SERIAL KILLERS > SEXUAL PREDATORS

The Truro Serial Murders

From the Beginning

James Miller had spent the best part of his 34 years behind bars. Friendless and a loner, Miller was from a family of six kids and had left home at a very early age. At age 11 he was sent to the Magill Reform School and with no formal education he resorted to stealing for a living and sometimes worked as an itinerant labourer.

In the following years Miller was convicted on more than 30 occasions for car theft, numerous forms of larceny and breaking, entering and stealing. But, as Miller strenuously pointed out time and again, he had never had a conviction for violence or a sexual offence.

Miller was doing three months, the shortest custodial sentence he had ever received, in Adelaide Jail for breaking into a gun shop, when he met Christopher Worrell who was awaiting trial on a rape charge. Worrell was also on a two year suspended sentence for armed robbery at the time of his arrest.

The homosexual Miller became infatuated with the handsome young man with long dark hair and slim build and they became friends. Within a week they were sharing a cell together. The 20-year-old Christopher Worrell told Miller that he had never known his real father and when he was six years old his mother married his stepfather. Worrell claimed to have served time in the Royal Australian Air Force.
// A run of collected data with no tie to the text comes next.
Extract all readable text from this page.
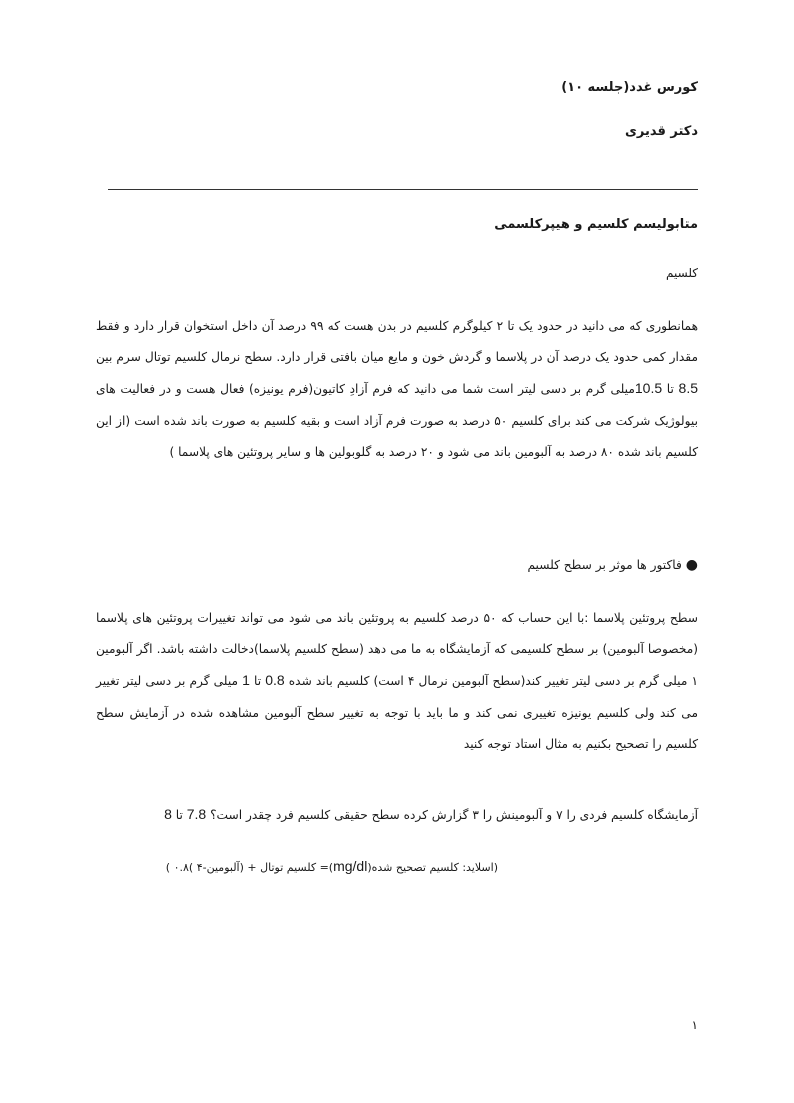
کورس غدد(جلسه ۱۰)
دکتر قدیری
متابولیسم کلسیم و هیپرکلسمی
کلسیم
همانطوری که می دانید در حدود یک تا ۲ کیلوگرم کلسیم در بدن هست که ۹۹ درصد آن داخل استخوان قرار دارد و فقط مقدار کمی حدود یک درصد آن در پلاسما و گردش خون و مایع میان بافتی قرار دارد. سطح نرمال کلسیم توتال سرم بین 8.5 تا 10.5میلی گرم بر دسی لیتر است شما می دانید که فرم آزادِ کاتیون(فرم یونیزه) فعال هست و در فعالیت های بیولوژیک شرکت می کند برای کلسیم ۵۰ درصد به صورت فرم آزاد است و بقیه کلسیم به صورت باند شده است (از این کلسیم باند شده ۸۰ درصد به آلبومین باند می شود و ۲۰ درصد به گلوبولین ها و سایر پروتئین های پلاسما )
●فاکتور ها موثر بر سطح کلسیم
سطح پروتئین پلاسما :با این حساب که ۵۰ درصد کلسیم به پروتئین باند می شود می تواند تغییرات پروتئین های پلاسما (مخصوصا آلبومین) بر سطح کلسیمی که آزمایشگاه به ما می دهد (سطح کلسیم پلاسما)دخالت داشته باشد. اگر آلبومین ۱ میلی گرم بر دسی لیتر تغییر کند(سطح آلبومین نرمال ۴ است) کلسیم باند شده 0.8 تا 1 میلی گرم بر دسی لیتر تغییر می کند ولی کلسیم یونیزه تغییری نمی کند و ما باید با توجه به تغییر سطح آلبومین مشاهده شده در آزمایش سطح کلسیم را تصحیح بکنیم به مثال استاد توجه کنید
آزمایشگاه کلسیم فردی را ۷ و آلبومینش را ۳ گزارش کرده سطح حقیقی کلسیم فرد چقدر است؟ 7.8 تا 8
(اسلاید: کلسیم تصحیح شده(mg/dl)= کلسیم توتال + (آلبومین-۴ )۰.۸ )
۱
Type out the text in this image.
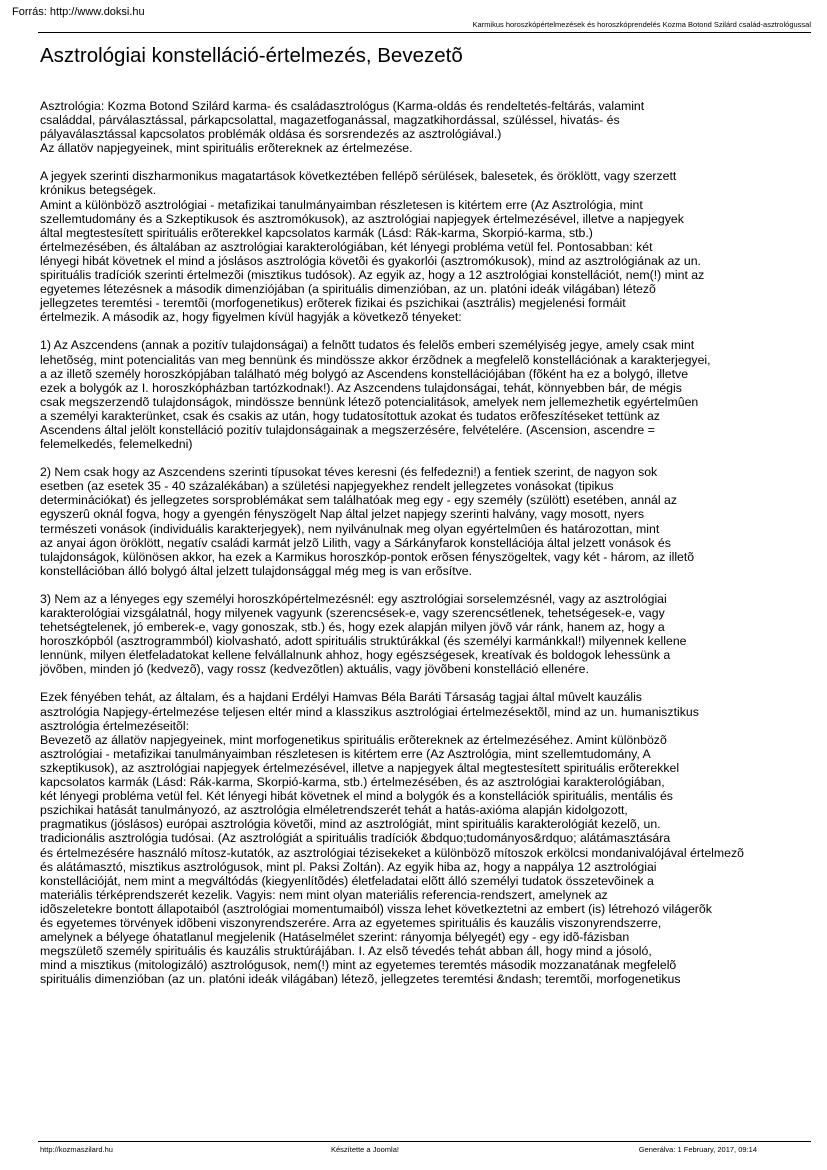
Forrás: http://www.doksi.hu
Karmikus horoszkópértelmezések és horoszkóprendelés Kozma Botond Szilárd család-asztrológussal
Asztrológiai konstelláció-értelmezés, Bevezetõ

Asztrológia: Kozma Botond Szilárd karma- és családasztrológus (Karma-oldás és rendeltetés-feltárás, valamint
családdal, párválasztással, párkapcsolattal, magazetfoganással, magzatkihordással, szüléssel, hivatás- és
pályaválasztással kapcsolatos problémák oldása és sorsrendezés az asztrológiával.)
Az állatöv napjegyeinek, mint spirituális erõtereknek az értelmezése.

A jegyek szerinti diszharmonikus magatartások következtében fellépõ sérülések, balesetek, és öröklött, vagy szerzett
krónikus betegségek.
Amint a különbözõ asztrológiai - metafizikai tanulmányaimban részletesen is kitértem erre (Az Asztrológia, mint
szellemtudomány és a Szkeptikusok és asztromókusok), az asztrológiai napjegyek értelmezésével, illetve a napjegyek
által megtestesített spirituális erõterekkel kapcsolatos karmák (Lásd: Rák-karma, Skorpió-karma, stb.)
értelmezésében, és általában az asztrológiai karakterológiában, két lényegi probléma vetül fel. Pontosabban: két
lényegi hibát követnek el mind a jóslásos asztrológia követõi és gyakorlói (asztromókusok), mind az asztrológiának az un.
spirituális tradíciók szerinti értelmezõi (misztikus tudósok). Az egyik az, hogy a 12 asztrológiai konstellációt, nem(!) mint az
egyetemes létezésnek a második dimenziójában (a spirituális dimenzióban, az un. platóni ideák világában) létezõ
jellegzetes teremtési - teremtõi (morfogenetikus) erõterek fizikai és pszichikai (asztrális) megjelenési formáit
értelmezik. A második az, hogy figyelmen kívül hagyják a következõ tényeket:

1) Az Aszcendens (annak a pozitív tulajdonságai) a felnõtt tudatos és felelõs emberi személyiség jegye, amely csak mint
lehetõség, mint potencialitás van meg bennünk és mindössze akkor érzõdnek a megfelelõ konstellációnak a karakterjegyei,
a az illetõ személy horoszkópjában található még bolygó az Ascendens konstellációjában (fõként ha ez a bolygó, illetve
ezek a bolygók az I. horoszkópházban tartózkodnak!). Az Aszcendens tulajdonságai, tehát, könnyebben bár, de mégis
csak megszerzendõ tulajdonságok, mindössze bennünk létezõ potencialitások, amelyek nem jellemezhetik egyértelmûen
a személyi karakterünket, csak és csakis az után, hogy tudatosítottuk azokat és tudatos erõfeszítéseket tettünk az
Ascendens által jelölt konstelláció pozitív tulajdonságainak a megszerzésére, felvételére. (Ascension, ascendre =
felemelkedés, felemelkedni)

2) Nem csak hogy az Aszcendens szerinti típusokat téves keresni (és felfedezni!) a fentiek szerint, de nagyon sok
esetben (az esetek 35 - 40 százalékában) a születési napjegyekhez rendelt jellegzetes vonásokat (tipikus
determinációkat) és jellegzetes sorsproblémákat sem találhatóak meg egy - egy személy (szülött) esetében, annál az
egyszerû oknál fogva, hogy a gyengén fényszögelt Nap által jelzet napjegy szerinti halvány, vagy mosott, nyers
természeti vonások (individuális karakterjegyek), nem nyilvánulnak meg olyan egyértelmûen és határozottan, mint
az anyai ágon öröklött, negatív családi karmát jelzõ Lilith, vagy a Sárkányfarok konstellációja által jelzett vonások és
tulajdonságok, különösen akkor, ha ezek a Karmikus horoszkóp-pontok erõsen fényszögeltek, vagy két - három, az illetõ
konstellációban álló bolygó által jelzett tulajdonsággal még meg is van erõsítve.

3) Nem az a lényeges egy személyi horoszkópértelmezésnél: egy asztrológiai sorselemzésnél, vagy az asztrológiai
karakterológiai vizsgálatnál, hogy milyenek vagyunk (szerencsések-e, vagy szerencsétlenek, tehetségesek-e, vagy
tehetségtelenek, jó emberek-e, vagy gonoszak, stb.) és, hogy ezek alapján milyen jövõ vár ránk, hanem az, hogy a
horoszkópból (asztrogrammból) kiolvasható, adott spirituális struktúrákkal (és személyi karmánkkal!) milyennek kellene
lennünk, milyen életfeladatokat kellene felvállalnunk ahhoz, hogy egészségesek, kreatívak és boldogok lehessünk a
jövõben, minden jó (kedvezõ), vagy rossz (kedvezõtlen) aktuális, vagy jövõbeni konstelláció ellenére.

Ezek fényében tehát, az általam, és a hajdani Erdélyi Hamvas Béla Baráti Társaság tagjai által mûvelt kauzális
asztrológia Napjegy-értelmezése teljesen eltér mind a klasszikus asztrológiai értelmezésektõl, mind az un. humanisztikus
asztrológia értelmezéseitõl:
Bevezetõ az állatöv napjegyeinek, mint morfogenetikus spirituális erõtereknek az értelmezéséhez. Amint különbözõ
asztrológiai - metafizikai tanulmányaimban részletesen is kitértem erre (Az Asztrológia, mint szellemtudomány, A
szkeptikusok), az asztrológiai napjegyek értelmezésével, illetve a napjegyek által megtestesített spirituális erõterekkel
kapcsolatos karmák (Lásd: Rák-karma, Skorpió-karma, stb.) értelmezésében, és az asztrológiai karakterológiában,
két lényegi probléma vetül fel. Két lényegi hibát követnek el mind a bolygók és a konstellációk spirituális, mentális és
pszichikai hatását tanulmányozó, az asztrológia elméletrendszerét tehát a hatás-axióma alapján kidolgozott,
pragmatikus (jóslásos) európai asztrológia követõi, mind az asztrológiát, mint spirituális karakterológiát kezelõ, un.
tradicionális asztrológia tudósai. (Az asztrológiát a spirituális tradíciók &bdquo;tudományos&rdquo; alátámasztására
és értelmezésére használó mítosz-kutatók, az asztrológiai tézisekeket a különbözõ mítoszok erkölcsi mondanivalójával értelmezõ
és alátámasztó, misztikus asztrológusok, mint pl. Paksi Zoltán). Az egyik hiba az, hogy a nappálya 12 asztrológiai
konstellációját, nem mint a megváltódás (kiegyenlítõdés) életfeladatai elõtt álló személyi tudatok összetevõinek a
materiális térképrendszerét kezelik. Vagyis: nem mint olyan materiális referencia-rendszert, amelynek az
idõszeletekre bontott állapotaiból (asztrológiai momentumaiból) vissza lehet következtetni az embert (is) létrehozó világerõk
és egyetemes törvények idõbeni viszonyrendszerére. Arra az egyetemes spirituális és kauzális viszonyrendszerre,
amelynek a bélyege óhatatlanul megjelenik (Hatáselmélet szerint: rányomja bélyegét) egy - egy idõ-fázisban
megszületõ személy spirituális és kauzális struktúrájában. I. Az elsõ tévedés tehát abban áll, hogy mind a jósoló,
mind a misztikus (mitologizáló) asztrológusok, nem(!) mint az egyetemes teremtés második mozzanatának megfelelõ
spirituális dimenzióban (az un. platóni ideák világában) létezõ, jellegzetes teremtési &ndash; teremtõi, morfogenetikus

http://kozmaszilard.hu	Készítette a Joomla!	Generálva: 1 February, 2017, 09:14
Worrell was sentenced to four years on the rape charge and an additional two years for breaching his suspended sentence. When Worrell was sentenced the judge described him as a 'depraved and disgusting human being'. Both Miller and Worrell were transferred to Yatala Prison where, although they no longer shared a cell, they remained inseparable friends until Miller was released after serving his three months.

But it wasn't long before Miller was back at Yatala with his new friend Chris Worrell. This time he got 18 months for stealing 4000 pairs of sunglasses and offering them for sale in hotels around Adelaide.

Nine months after Miller was released Worrell was granted early parole and they teamed up on the outside where Miller lived with his married sister and her two little girls. Christopher Worrell was a regular visitor to the Miller household and the two men planned on getting a flat together.

The passive Miller often performed oral sex on Worrell while he read bondage magazines but Worrell obviously preferred women and eventually the sexual side of the relationship diminished and they became more like brothers. Soon they were working together in the same road labouring gang on the Unley local council. James Miller described these times as the best in his life.

There was nothing that the besotted Miller would not do for his friend, Chris Worrell. However, the relationship was often difficult because Worrell was a very strange and moody person who would fly into fits of rage over the slightest thing and it took all of Miller's calming persuasion to quieten him down.

Sylvia Pittman
Sylvia Pittman

By now Chris Worrell was 23 and very good looking. His natural gift of the gab saw to it that he had no trouble picking up girls. While Miller drove him around in his old 1969 blue and white Valiant car, Worrell would solicit girls at bus stops, hotels and railway stations. Miller would drive the couple to remote spots and go for a walk while Worrell had sex with the girl in the back of the car.

Often Worrell would tie the girls up. When he thought that they would be finished Miller returned to the car and drove them back to town. According to Miller's unsigned statement this happened many times and he had no reason to think that Worrell would start killing the girls.